When it was my grandmother’s house, I told him as we sat at the kitchen table in the half-lit morning, she used to keep blueberry muffins in the freezer. The refrigerator was black, she always liked to keep a black refrigerator and the freezer was at the bottom; the muffins tasted like cake. Now the refrigerator was also black but had the look of shiny and dark wooden planks. I doubt it is a coincidence that this good friend now lives in my grandmother’s house, but on the other hand, no one could have made it happen that way.

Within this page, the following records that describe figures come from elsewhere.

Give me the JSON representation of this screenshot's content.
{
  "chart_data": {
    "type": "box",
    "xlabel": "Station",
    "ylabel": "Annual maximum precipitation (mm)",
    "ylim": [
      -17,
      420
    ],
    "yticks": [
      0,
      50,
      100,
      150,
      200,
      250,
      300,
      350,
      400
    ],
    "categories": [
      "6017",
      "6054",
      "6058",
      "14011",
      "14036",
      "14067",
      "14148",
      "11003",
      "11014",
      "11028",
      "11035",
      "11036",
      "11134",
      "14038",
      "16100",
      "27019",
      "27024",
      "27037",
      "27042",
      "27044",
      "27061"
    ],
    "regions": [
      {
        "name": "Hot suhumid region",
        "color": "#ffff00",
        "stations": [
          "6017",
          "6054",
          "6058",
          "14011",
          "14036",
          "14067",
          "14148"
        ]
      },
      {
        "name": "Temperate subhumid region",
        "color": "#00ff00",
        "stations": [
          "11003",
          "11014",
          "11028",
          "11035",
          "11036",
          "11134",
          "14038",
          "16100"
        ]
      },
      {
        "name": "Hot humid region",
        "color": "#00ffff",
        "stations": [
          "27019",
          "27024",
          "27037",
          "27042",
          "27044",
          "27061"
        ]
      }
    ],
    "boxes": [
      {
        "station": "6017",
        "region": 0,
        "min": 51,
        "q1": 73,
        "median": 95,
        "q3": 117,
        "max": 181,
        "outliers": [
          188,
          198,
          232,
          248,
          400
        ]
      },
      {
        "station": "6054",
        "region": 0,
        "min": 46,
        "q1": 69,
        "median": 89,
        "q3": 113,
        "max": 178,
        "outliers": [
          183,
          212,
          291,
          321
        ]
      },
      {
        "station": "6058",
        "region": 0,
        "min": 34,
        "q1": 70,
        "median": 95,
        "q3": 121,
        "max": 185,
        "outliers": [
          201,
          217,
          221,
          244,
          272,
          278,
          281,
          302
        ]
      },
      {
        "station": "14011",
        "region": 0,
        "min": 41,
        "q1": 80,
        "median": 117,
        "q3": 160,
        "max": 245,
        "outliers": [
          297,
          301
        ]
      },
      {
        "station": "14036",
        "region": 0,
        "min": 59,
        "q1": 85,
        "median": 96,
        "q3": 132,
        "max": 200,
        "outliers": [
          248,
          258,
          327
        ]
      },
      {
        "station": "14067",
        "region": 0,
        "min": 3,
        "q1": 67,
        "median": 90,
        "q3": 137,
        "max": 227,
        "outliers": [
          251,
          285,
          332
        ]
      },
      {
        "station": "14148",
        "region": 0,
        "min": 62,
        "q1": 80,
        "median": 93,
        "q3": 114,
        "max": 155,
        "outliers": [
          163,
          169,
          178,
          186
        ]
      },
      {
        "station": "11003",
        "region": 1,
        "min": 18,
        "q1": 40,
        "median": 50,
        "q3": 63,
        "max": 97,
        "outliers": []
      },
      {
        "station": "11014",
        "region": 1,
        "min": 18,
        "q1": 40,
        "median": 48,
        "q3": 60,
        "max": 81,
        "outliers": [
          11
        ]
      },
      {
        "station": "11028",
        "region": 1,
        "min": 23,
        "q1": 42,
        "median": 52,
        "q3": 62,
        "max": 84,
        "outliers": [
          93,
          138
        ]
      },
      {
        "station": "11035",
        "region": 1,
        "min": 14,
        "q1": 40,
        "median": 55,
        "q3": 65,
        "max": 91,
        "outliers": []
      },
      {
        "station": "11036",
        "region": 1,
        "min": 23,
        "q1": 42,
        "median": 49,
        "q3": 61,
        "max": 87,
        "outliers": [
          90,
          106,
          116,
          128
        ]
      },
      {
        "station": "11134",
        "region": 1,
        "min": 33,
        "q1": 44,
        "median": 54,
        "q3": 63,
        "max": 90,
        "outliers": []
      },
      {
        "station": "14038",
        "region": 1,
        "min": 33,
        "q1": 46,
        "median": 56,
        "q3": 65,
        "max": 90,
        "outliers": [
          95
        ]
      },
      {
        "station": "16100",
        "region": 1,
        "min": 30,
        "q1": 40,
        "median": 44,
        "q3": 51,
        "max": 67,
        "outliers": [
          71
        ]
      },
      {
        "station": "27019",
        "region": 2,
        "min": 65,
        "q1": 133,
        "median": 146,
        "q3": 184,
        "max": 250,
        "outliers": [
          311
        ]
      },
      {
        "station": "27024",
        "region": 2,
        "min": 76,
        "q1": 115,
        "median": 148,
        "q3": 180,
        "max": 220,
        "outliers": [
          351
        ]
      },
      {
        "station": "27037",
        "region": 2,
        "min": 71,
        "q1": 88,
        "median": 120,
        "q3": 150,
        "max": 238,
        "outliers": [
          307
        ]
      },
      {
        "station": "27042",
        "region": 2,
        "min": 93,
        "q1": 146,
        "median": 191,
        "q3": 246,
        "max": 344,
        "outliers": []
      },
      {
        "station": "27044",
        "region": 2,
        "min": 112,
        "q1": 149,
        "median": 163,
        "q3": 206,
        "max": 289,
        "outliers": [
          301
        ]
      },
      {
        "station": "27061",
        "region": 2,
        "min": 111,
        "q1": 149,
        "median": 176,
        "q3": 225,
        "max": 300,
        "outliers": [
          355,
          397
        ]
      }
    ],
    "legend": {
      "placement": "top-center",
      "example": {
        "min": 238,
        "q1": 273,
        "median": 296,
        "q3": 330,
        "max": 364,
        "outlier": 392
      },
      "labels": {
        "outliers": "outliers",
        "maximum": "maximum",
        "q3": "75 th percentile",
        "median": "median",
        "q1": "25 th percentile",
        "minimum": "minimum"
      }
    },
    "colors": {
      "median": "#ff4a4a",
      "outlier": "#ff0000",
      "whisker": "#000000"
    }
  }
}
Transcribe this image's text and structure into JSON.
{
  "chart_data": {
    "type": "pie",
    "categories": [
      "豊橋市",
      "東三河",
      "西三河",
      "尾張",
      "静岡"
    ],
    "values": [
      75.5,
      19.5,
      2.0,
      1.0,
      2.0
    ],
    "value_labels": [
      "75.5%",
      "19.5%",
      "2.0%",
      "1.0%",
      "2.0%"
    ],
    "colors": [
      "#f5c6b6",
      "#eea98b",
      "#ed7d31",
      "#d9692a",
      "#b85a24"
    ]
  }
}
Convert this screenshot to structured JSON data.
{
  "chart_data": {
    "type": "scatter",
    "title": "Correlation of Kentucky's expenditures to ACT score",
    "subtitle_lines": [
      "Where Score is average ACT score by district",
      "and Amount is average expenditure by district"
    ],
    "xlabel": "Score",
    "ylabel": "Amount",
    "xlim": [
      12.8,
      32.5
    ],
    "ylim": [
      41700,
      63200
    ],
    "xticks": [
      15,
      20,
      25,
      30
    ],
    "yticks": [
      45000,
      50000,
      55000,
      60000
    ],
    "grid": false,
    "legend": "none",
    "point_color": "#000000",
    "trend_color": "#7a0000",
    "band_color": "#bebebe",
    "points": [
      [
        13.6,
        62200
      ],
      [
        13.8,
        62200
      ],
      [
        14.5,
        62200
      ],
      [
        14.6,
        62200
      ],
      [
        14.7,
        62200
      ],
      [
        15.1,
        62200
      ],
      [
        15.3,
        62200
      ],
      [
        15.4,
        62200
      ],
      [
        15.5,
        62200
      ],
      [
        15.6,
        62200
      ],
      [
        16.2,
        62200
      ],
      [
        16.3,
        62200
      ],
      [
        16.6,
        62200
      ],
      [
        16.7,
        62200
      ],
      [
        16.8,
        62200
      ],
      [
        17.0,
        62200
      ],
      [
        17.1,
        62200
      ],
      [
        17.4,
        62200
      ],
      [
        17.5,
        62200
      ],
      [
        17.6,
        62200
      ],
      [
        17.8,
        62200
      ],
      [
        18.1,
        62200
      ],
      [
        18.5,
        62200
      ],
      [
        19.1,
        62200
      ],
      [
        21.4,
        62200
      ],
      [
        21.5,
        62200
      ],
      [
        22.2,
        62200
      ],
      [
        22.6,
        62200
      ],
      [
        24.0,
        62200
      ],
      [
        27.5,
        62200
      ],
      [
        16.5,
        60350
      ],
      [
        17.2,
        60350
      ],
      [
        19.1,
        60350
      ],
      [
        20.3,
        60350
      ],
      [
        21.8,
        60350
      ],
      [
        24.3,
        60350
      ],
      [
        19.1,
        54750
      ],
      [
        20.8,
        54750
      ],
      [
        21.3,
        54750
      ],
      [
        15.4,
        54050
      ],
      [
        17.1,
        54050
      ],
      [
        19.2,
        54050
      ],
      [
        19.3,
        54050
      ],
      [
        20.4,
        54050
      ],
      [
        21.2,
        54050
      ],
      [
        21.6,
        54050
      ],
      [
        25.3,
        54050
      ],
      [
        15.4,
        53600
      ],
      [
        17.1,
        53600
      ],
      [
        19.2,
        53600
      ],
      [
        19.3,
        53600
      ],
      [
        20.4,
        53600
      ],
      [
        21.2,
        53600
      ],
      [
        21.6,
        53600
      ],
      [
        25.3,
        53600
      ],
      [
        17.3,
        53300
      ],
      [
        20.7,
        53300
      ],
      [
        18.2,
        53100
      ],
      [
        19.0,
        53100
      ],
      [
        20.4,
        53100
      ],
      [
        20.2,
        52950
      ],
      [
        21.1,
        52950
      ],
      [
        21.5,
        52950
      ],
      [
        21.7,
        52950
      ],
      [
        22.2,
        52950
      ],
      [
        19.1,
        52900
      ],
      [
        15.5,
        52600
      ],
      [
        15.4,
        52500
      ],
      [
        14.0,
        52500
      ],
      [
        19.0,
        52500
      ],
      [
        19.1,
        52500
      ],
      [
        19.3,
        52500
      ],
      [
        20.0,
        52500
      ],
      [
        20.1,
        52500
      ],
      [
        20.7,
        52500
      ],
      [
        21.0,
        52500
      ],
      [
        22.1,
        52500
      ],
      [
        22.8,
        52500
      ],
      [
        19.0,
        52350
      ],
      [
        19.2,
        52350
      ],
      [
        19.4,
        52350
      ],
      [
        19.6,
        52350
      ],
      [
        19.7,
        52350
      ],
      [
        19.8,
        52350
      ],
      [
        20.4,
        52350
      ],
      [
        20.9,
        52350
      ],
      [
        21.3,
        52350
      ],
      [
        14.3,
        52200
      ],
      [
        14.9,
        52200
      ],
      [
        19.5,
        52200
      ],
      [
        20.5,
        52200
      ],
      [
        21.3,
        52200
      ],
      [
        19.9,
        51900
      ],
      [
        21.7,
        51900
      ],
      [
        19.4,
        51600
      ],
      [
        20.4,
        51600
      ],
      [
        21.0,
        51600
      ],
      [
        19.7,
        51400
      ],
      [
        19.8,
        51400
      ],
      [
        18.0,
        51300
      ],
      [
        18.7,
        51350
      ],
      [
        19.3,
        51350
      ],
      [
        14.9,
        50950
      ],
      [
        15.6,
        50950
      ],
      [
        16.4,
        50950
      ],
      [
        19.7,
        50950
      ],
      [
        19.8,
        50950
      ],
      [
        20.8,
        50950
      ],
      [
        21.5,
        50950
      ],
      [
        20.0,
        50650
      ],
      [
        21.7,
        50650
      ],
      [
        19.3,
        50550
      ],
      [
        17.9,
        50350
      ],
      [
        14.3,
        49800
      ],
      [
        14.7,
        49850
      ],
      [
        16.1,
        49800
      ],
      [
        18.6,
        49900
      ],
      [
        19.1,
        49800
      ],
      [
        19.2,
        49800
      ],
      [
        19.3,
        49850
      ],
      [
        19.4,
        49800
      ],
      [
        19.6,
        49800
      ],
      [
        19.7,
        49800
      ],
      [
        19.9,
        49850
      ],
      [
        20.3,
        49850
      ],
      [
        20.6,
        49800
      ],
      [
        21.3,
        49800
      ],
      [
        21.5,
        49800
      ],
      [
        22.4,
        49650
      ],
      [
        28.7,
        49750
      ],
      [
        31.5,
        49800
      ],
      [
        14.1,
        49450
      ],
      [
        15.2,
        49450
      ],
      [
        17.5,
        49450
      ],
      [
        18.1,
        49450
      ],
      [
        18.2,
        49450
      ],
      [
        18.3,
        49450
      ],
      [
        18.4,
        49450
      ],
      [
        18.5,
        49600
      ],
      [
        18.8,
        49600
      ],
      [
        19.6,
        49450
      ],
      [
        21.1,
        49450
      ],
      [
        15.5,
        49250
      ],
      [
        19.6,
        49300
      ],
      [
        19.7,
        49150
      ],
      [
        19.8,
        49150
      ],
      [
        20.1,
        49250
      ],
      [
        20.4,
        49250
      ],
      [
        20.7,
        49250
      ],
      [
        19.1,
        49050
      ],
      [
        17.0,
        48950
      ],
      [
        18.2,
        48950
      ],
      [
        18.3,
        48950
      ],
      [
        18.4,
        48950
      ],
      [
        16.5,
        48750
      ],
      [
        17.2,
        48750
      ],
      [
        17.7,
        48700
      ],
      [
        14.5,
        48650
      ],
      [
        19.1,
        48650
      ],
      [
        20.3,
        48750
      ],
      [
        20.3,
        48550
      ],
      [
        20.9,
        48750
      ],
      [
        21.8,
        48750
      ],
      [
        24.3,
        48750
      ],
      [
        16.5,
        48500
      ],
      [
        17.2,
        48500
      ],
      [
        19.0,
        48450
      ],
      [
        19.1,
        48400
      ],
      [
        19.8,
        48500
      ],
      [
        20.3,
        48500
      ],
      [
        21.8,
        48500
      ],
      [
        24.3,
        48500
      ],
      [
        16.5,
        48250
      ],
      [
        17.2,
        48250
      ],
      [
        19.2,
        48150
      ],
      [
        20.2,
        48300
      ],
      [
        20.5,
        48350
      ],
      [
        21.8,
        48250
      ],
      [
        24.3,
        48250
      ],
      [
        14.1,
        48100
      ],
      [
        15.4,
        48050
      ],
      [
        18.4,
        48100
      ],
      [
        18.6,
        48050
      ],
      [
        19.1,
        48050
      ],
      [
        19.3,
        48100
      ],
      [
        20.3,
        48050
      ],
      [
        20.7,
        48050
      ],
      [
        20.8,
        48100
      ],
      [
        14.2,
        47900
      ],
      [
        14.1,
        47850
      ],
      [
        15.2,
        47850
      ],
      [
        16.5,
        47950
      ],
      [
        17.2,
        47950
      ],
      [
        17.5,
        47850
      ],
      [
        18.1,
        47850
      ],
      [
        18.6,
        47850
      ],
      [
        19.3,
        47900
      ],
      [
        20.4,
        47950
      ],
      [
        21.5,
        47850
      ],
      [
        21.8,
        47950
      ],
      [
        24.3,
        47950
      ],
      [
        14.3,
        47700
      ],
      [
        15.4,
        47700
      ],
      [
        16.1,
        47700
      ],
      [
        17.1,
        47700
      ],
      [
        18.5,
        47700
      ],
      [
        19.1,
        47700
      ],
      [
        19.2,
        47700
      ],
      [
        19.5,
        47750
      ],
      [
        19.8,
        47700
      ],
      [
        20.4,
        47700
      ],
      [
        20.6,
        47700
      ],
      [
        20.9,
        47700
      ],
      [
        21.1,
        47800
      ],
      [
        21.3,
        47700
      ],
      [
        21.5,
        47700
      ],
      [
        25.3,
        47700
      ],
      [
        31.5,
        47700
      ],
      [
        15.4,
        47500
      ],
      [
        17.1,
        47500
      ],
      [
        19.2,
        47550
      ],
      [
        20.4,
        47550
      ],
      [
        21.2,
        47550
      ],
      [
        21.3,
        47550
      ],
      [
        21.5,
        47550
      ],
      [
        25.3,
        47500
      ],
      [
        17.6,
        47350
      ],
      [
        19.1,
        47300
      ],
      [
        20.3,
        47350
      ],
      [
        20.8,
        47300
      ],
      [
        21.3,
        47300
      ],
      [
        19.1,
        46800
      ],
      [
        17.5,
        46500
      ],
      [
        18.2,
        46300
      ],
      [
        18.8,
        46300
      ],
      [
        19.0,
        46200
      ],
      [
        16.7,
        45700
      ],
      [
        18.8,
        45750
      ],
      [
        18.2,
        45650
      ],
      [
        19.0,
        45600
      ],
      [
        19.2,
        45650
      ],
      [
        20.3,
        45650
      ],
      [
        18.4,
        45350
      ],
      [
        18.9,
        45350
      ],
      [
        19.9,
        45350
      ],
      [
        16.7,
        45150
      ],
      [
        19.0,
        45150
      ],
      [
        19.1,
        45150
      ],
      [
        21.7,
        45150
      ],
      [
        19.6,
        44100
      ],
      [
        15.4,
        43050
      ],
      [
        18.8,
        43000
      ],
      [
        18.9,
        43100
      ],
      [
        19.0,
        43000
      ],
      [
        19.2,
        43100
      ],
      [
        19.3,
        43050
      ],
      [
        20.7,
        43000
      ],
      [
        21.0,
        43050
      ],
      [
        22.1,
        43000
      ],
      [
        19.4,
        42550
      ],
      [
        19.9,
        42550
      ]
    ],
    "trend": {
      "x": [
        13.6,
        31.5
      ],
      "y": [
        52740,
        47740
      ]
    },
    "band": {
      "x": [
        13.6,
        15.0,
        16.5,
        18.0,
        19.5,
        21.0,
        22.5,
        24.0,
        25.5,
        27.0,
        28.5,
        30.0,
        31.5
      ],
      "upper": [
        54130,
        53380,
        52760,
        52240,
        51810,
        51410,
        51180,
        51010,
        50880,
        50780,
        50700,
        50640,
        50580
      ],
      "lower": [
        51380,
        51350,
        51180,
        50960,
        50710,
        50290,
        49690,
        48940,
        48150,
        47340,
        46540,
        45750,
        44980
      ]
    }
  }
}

Perhaps because there were no muffins I decided to go to Wal Mart. There were people filling the parking lot under tents, as if there were a fair or festival of some sort. I realized that many were protesting and many were defending the store. I wondered how committed they were to defense; they were mostly the elderly and wearing red smocks over their elasticized jeans. They were angry at the thought that their jobs might be threatened by these protests, creating a barely suppressed violent tension. I considered the ease and pleasure even, of physically harming these defenders and simultaneously the rhetorical futility and political banality.
I found her in one tent; I realized it was the tent passing out the pamphlets, inciting revolution. One woman had long, grey-ish hair; she was smiling and calm. She seemed kind, her kindness bearing no direct relation to the moment, in the way of kindness.